One of the points that I’ve seen made on social media – I believe basketball great Kareem Abdul Jabbar has been making this point repeatedly – is that ISIS (or Daesh, as we’re now supposed to call it) has the same relationship to Islam as the KKK has to Christianity.
I’m not sure that analogy works completely, but I do get the essential point. ISIS is in no way representative of ordinary Muslims.
With respect to the ISIS-KKK analogy:
- Unlike ISIS, the KKK has had a long history, and there have been three distinguishable movements over the years. While nominally Protestant, and both anti-Semitic and anti-Immigrant, the KKK is primarily a white supremacist and racist organization. In other words, Christian theology isn’t a big part of what animates the KKK. Theirs is mostly a straight-forward belief in white supremacy.
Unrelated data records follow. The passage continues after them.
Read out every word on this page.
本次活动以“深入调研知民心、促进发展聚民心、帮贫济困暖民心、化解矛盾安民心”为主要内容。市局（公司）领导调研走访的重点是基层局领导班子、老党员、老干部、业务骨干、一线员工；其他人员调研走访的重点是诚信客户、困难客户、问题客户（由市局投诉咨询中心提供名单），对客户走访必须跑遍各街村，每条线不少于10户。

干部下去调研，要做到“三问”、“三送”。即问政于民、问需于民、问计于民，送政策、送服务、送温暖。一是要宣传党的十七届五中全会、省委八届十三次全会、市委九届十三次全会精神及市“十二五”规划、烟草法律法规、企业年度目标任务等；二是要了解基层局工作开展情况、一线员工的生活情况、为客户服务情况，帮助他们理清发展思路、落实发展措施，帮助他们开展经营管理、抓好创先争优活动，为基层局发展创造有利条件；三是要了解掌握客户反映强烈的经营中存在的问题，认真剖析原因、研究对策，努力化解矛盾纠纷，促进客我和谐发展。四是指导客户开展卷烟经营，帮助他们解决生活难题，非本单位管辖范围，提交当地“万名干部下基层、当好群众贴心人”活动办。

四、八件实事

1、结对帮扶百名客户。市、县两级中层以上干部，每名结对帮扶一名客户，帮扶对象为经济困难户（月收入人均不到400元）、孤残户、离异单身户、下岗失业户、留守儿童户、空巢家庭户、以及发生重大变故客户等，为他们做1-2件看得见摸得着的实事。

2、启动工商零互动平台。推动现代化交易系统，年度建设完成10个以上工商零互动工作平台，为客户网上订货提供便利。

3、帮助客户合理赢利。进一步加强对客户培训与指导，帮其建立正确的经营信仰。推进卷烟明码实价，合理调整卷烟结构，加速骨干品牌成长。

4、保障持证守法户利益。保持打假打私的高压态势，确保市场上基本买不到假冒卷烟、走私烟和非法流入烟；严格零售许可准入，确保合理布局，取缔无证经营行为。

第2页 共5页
- ISIS (or Daesh) is a relatively new organization, but unlike the KKK, they actually hold territory. Also, belief that their mission is divinely inspired and part of the restoration of the historic caliphate is very much at the core of their belief system.
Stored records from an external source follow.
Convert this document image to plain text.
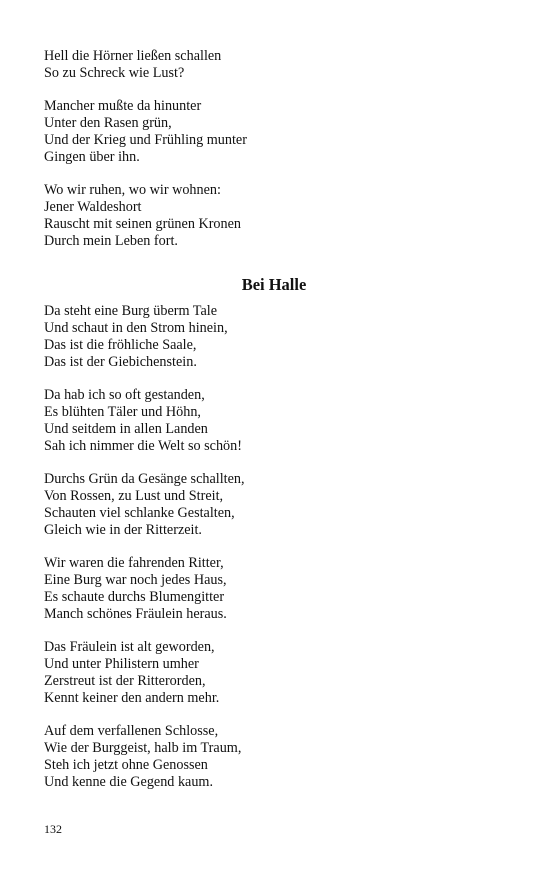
Hell die Hörner ließen schallen
So zu Schreck wie Lust?
Mancher mußte da hinunter
Unter den Rasen grün,
Und der Krieg und Frühling munter
Gingen über ihn.
Wo wir ruhen, wo wir wohnen:
Jener Waldeshort
Rauscht mit seinen grünen Kronen
Durch mein Leben fort.
Bei Halle
Da steht eine Burg überm Tale
Und schaut in den Strom hinein,
Das ist die fröhliche Saale,
Das ist der Giebichenstein.
Da hab ich so oft gestanden,
Es blühten Täler und Höhn,
Und seitdem in allen Landen
Sah ich nimmer die Welt so schön!
Durchs Grün da Gesänge schallten,
Von Rossen, zu Lust und Streit,
Schauten viel schlanke Gestalten,
Gleich wie in der Ritterzeit.
Wir waren die fahrenden Ritter,
Eine Burg war noch jedes Haus,
Es schaute durchs Blumengitter
Manch schönes Fräulein heraus.
Das Fräulein ist alt geworden,
Und unter Philistern umher
Zerstreut ist der Ritterorden,
Kennt keiner den andern mehr.
Auf dem verfallenen Schlosse,
Wie der Burggeist, halb im Traum,
Steh ich jetzt ohne Genossen
Und kenne die Gegend kaum.
132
It should be noted that the largest Muslim countries in the world have essentially nothing to do with radical Islam. Indonesia and India are the two largest Muslim countries, and there have been essentially no radical Islamic groups emerging out of either country. Or out of countries like the largely secular Turkey. This underlines how little ISIS has to do with Islam worldwide.
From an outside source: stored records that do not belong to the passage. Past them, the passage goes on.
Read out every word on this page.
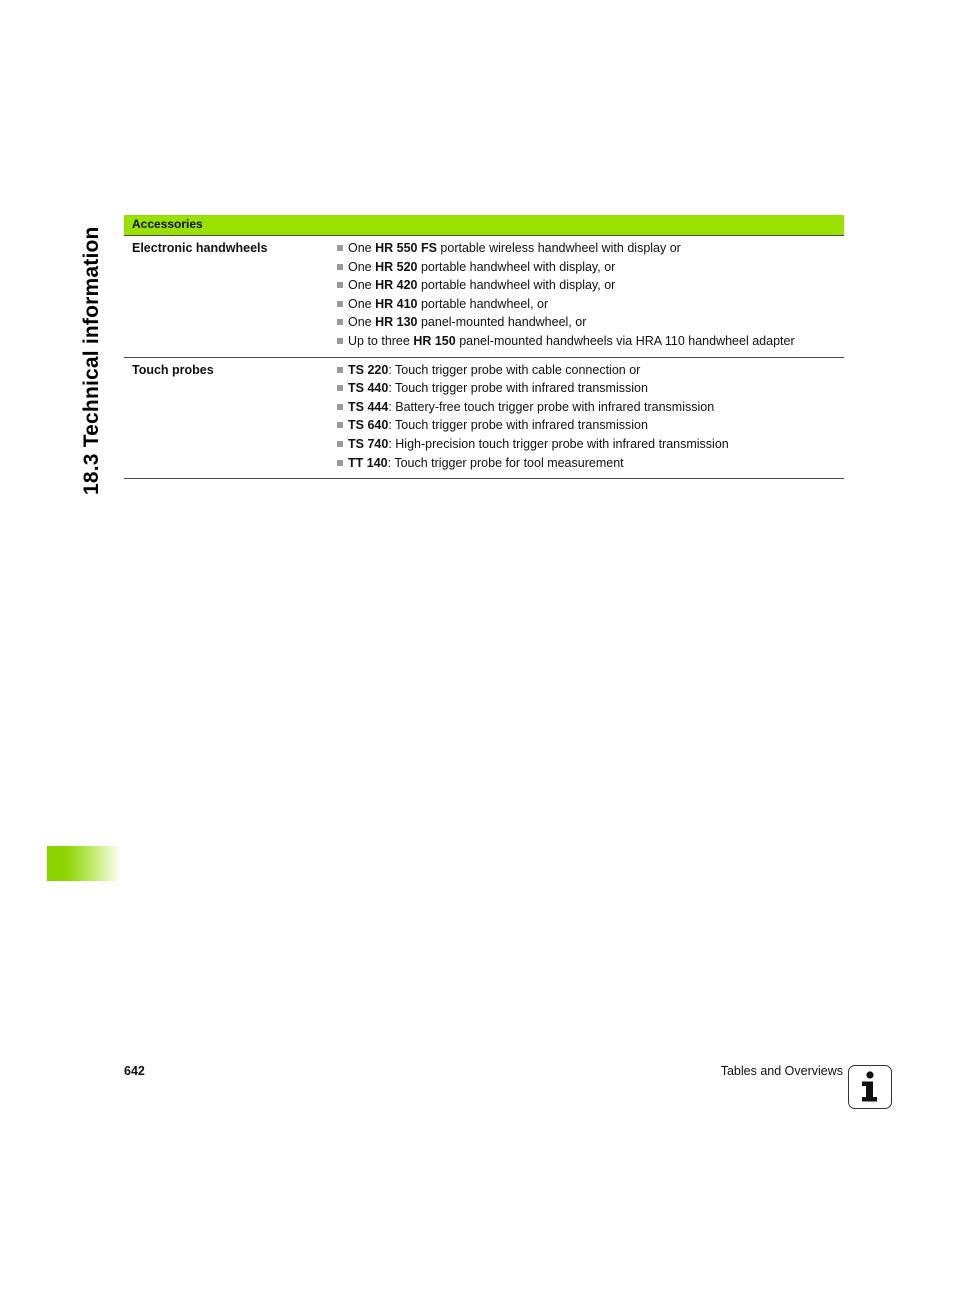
18.3 Technical information
Accessories
Electronic handwheels	One HR 550 FS portable wireless handwheel with display or
One HR 520 portable handwheel with display, or
One HR 420 portable handwheel with display, or
One HR 410 portable handwheel, or
One HR 130 panel-mounted handwheel, or
Up to three HR 150 panel-mounted handwheels via HRA 110 handwheel adapter
Touch probes	TS 220: Touch trigger probe with cable connection or
TS 440: Touch trigger probe with infrared transmission
TS 444: Battery-free touch trigger probe with infrared transmission
TS 640: Touch trigger probe with infrared transmission
TS 740: High-precision touch trigger probe with infrared transmission
TT 140: Touch trigger probe for tool measurement
642	Tables and Overviews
By the way, French President François Hollande’s constant assertion over the last week that France is “at war” with ISIS completely plays into the ISIS ideology: that Islam – as was true during the Crusades – is at war with the West. So, François, maybe it’s time to pipe down a little. Otherwise the terrorist will have “won,” as the saying goes.
 There has been been over a generation of Turkish “Gastarbeiter” or guest workers living in Germany. They make valuable contributions to the German National Soccer Team (die “Mannschaft”) and to German society in general, but they have essentially not been the source of any radical Muslim activity or “homegrown” terrorism.